The Principle Behind All Three Decisions

Each of the three changes follows the same underlying idea: a Worker that exists only to pass data from one I/O boundary to another should consume as little synchronous CPU as possible. All serialization and deserialization work should happen on the edges — in the client before sending, or in the receiver after delivery — not inside the Worker.

The Workers pricing model makes this especially important on the Free Plan, but the design principle applies regardless of plan. Synchronous CPU in a Worker is always the constrained resource. I/O wait is essentially free. Any design that trades synchronous CPU for I/O time is a good trade in this environment.

You can think about it this way: if your Worker is supposed to be a pipe, make sure it is not secretly acting as a parser.

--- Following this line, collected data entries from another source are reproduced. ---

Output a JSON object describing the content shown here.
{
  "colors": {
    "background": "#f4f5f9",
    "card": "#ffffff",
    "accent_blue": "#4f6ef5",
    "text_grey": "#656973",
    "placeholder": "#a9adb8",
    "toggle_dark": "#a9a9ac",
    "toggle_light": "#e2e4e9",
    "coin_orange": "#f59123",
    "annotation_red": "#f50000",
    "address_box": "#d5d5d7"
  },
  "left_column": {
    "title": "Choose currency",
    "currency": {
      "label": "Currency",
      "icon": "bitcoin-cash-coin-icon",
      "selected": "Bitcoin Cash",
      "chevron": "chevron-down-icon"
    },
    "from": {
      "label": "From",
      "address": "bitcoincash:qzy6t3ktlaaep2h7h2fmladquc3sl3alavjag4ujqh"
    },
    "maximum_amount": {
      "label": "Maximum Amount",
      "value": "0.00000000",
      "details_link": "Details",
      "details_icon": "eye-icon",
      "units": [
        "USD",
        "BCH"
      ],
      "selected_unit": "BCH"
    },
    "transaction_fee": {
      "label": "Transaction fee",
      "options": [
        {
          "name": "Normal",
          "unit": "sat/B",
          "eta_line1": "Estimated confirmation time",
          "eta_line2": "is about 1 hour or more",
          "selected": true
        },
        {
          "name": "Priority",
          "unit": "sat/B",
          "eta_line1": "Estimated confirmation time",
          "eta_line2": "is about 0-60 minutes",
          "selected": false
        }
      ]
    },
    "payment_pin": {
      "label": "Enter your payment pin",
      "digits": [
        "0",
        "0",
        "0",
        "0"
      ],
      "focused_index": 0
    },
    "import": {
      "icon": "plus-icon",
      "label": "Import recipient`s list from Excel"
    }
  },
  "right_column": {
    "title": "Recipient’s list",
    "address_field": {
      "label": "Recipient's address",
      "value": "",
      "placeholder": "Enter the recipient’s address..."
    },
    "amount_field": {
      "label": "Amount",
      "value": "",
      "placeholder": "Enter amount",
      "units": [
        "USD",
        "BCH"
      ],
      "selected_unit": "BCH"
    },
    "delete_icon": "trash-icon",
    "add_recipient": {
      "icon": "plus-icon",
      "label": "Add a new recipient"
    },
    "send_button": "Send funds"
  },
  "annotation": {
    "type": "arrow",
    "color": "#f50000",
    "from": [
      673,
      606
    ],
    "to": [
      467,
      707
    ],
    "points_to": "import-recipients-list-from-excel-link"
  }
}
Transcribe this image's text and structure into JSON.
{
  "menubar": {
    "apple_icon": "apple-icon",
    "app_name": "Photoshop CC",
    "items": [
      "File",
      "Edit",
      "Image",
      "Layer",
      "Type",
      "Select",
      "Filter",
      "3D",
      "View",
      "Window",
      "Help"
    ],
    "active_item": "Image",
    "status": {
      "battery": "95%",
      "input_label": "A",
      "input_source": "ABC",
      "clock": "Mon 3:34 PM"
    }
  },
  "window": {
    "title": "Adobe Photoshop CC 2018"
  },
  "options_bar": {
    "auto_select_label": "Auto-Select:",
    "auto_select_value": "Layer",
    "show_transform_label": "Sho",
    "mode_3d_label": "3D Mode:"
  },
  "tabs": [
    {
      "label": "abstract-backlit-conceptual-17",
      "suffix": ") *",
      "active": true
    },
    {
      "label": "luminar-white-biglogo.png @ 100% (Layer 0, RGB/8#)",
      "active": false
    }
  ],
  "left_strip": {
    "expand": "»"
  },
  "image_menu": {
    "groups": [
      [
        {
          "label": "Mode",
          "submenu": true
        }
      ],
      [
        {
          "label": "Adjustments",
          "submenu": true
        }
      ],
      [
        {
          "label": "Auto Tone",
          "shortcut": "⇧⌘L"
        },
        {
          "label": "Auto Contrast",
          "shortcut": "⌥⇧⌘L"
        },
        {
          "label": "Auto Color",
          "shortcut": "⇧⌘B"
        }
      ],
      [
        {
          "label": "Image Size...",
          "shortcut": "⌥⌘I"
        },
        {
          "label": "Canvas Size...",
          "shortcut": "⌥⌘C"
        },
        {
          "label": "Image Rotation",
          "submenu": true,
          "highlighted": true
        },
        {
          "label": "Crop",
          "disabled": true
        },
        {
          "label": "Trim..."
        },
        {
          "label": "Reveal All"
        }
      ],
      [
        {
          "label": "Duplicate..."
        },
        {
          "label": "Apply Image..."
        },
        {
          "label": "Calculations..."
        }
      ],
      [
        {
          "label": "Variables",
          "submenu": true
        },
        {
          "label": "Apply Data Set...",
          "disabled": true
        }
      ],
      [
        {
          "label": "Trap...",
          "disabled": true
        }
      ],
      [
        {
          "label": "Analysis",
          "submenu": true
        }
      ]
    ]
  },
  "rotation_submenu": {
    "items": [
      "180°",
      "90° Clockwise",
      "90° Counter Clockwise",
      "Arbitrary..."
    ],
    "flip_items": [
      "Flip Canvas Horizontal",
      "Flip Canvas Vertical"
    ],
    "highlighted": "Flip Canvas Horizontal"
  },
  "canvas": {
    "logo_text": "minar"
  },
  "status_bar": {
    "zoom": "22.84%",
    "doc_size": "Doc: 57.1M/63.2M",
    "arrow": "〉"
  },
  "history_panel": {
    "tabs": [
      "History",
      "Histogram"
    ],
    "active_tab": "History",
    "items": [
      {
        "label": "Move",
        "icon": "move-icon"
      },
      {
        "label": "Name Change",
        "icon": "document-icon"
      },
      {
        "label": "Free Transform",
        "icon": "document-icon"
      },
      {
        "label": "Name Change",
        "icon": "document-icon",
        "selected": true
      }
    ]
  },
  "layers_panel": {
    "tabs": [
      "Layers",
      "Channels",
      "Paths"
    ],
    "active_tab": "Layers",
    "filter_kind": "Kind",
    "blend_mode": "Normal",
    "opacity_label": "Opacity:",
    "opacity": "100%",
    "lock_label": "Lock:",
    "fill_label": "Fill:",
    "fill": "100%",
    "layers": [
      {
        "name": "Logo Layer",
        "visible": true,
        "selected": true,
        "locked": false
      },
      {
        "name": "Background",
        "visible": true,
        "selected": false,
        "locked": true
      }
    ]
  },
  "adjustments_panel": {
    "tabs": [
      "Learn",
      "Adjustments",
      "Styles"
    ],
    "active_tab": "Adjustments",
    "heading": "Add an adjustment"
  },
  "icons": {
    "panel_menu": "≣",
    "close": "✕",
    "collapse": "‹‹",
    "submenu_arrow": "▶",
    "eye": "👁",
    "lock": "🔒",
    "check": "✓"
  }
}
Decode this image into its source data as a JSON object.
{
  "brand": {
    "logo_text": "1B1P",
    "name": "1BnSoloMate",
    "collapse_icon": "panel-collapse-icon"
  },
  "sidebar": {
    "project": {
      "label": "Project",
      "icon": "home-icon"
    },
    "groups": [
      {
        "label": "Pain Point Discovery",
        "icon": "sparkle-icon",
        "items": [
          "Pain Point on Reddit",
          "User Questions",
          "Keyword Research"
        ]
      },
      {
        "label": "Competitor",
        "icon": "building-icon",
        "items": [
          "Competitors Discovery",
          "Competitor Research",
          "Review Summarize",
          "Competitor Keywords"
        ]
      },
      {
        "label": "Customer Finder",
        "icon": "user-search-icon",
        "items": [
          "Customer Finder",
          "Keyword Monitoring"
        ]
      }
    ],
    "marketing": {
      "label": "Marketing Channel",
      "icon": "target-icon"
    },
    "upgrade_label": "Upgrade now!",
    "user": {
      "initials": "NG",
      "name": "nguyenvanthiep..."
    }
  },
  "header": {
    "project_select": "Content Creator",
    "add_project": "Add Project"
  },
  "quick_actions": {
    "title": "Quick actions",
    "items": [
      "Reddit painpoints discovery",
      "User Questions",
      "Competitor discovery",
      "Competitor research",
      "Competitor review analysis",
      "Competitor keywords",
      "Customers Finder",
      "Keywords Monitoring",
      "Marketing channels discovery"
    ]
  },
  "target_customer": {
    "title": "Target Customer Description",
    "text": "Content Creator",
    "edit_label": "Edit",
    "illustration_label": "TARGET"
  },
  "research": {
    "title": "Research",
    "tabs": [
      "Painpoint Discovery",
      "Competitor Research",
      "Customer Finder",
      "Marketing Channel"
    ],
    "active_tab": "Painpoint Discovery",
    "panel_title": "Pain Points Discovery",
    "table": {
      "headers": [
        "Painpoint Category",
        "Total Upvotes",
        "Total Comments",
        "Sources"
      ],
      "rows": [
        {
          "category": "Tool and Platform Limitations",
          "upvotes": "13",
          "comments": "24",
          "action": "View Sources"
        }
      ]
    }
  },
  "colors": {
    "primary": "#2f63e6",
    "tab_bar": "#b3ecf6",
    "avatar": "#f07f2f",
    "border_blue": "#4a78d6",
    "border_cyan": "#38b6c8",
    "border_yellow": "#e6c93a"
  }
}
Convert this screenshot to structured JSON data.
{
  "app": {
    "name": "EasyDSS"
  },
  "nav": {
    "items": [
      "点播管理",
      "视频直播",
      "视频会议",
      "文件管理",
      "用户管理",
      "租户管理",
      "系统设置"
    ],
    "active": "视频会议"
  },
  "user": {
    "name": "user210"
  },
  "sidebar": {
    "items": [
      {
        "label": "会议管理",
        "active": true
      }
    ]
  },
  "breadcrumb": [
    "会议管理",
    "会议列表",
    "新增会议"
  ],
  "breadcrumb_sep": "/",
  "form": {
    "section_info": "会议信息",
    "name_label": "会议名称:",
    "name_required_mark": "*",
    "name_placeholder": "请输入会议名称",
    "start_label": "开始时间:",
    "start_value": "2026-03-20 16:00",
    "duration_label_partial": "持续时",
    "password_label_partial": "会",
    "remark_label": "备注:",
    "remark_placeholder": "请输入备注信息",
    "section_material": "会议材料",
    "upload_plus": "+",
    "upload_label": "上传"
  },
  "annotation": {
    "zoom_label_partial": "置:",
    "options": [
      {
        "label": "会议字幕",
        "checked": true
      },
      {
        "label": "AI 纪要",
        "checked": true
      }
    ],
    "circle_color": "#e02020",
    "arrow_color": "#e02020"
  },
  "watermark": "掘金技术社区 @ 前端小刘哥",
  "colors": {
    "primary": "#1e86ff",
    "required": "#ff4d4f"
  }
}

What the Numbers Looked Like After All Three Changes

Measured over 45 days and roughly 21,000 requests after the changes were deployed:

Metric	Value
Mean CPU time	3.8ms
Median CPU time	3.5ms
p95	5.9ms
p99	7.2ms
Requests exceeding 10ms	0.008% (~1.7 out of 21,400)

The 1.7 exceptions all came from the waitUntil path — cases where the upstream API returned an unusually large error body. The main relay path has not exceeded 10ms since the changes went live.

wrangler tail showed zero exceeded CPU Outcomes in the four weeks following deployment.

When These Optimizations Are Not Worth the Complexity

Three caveats for anyone considering the same approach:

First, the binary frame protocol is a permanent client-server contract. If you ever need to add a field, you need a versioning strategy. JSON is self-describing; your binary format is not. For a single-developer project with one client, this is manageable. For an API with multiple clients or third-party integrations, the operational overhead of a custom binary protocol is substantial.

Second, the hand-rolled JSON template string is not generalizable. It is safe only because the values being interpolated are structurally guaranteed to be safe. Introduce one field sourced from arbitrary user input and you have an injection vulnerability. Treat this pattern as an exception that requires justification at code review, not a default approach.

Third, the 10ms limit is a Free Plan constraint. Workers Paid raises the CPU time limit to 30 seconds per request. If your request volume outgrows the Free Plan's 100,000 daily requests, you will move to Paid and the original naive implementation would have been fine. The Free Plan constraint forced good design, but that design is not obviously better than the simple version for a Paid Plan workload. Keep that context in mind before reaching for these techniques on every Worker you write.

One More Architecture to Consider

If your request volume grows significantly, a two-Worker pipeline becomes viable. Worker A receives the binary frame, validates the email address, and writes the payload to a Queue or KV entry — that entire operation runs in under 1ms of CPU time. Worker B is a consumer that reads from the Queue and handles the upstream API call, with no CPU time constraint because it runs on its own request lifecycle.

This approach gives you natural backpressure handling, retry logic at the Queue layer, and a completely decoupled relay path. At small scale it is overengineered. At ten times the current request volume, it starts to look like the right call. Queue-based architectures also tend to be more resilient to upstream API latency spikes, which is where the original naive implementation was most likely to breach the 10ms limit in the first place.